Does Having the Turntable Grounded Through the Right RCA Effect Sound Quality?

I have a Thorens TD-160MKII (that I've posted about before). Does the way Thorens (and some other makers) ground through the right channel have a negative effect on sound quality? What's the advantage/disadvantage? And why do most makers seem to do it the other way with the connection going to a separate terminal on the preamp?




No, ground is ground. It is either grounded or it is not. The extra ground wire or terminal is doing the same thing, grounding. The only detriment to not grounding is hum or buzz....if it is not doing that, then you are properly grounded. Ground does not carry a signal. 

@cleeds, yes. You understood what I was asking. I was specifically asking about certain turntables that have a grounding scheme that uses the negative on the right channel on the RCA connection, rather than through a terminal on the preamp. Thorens, Dual and some Rega  models (maybe?) are like this. I had read some place that changing from this scheme to the more common one can have positive results on the clarity and quality.

Sorry if I wasn't clear with how I worded it.

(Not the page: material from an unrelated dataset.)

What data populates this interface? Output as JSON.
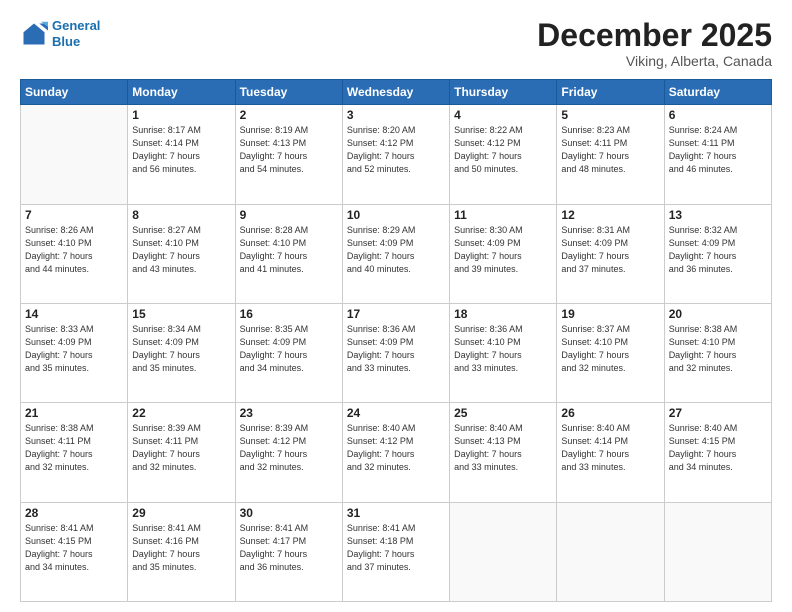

Now that that's cleared up, does anyone have any thoughts on it?

One difference from one installation to another is whether the audio ground is identical to chassis or AC ground.  Some designers like to place a small value resistance between audio and chassis ground, for noise abatement.  Some use an arrangement of diodes to do that, also. So, if your phono stage has a direct connection between audio and chassis ground, then apart from the freakishness of grounds in general, I don't see a reason why having a separate wire to a lug on the chassis vs incorporating it into one lead or the other audio ground would make much difference, except maybe where the quality of the connection per se might make a difference.

Great. Thanks for the reply, @lewm. 

Here's another one: Could grounding the "Thorens" way through the right channel cause the right channel to be a hair quieter? Like, can it cause a little signal loss?



With the old Thorens both the TT chassis AND the tonearm are often earthed to the same point - sometimes through the right channel, other times through a separate earth lead.

What I found when I separated the TT chassis earth from the arm earth and ran it to the AC outlet instead of the phono pre was a significant reduction in noise floor.

You should only run the arm ground to the phono pre.

You are better off to run a separate earth wire for the arm instead of using the right channel in my view - keep the signal cables as clean as possible.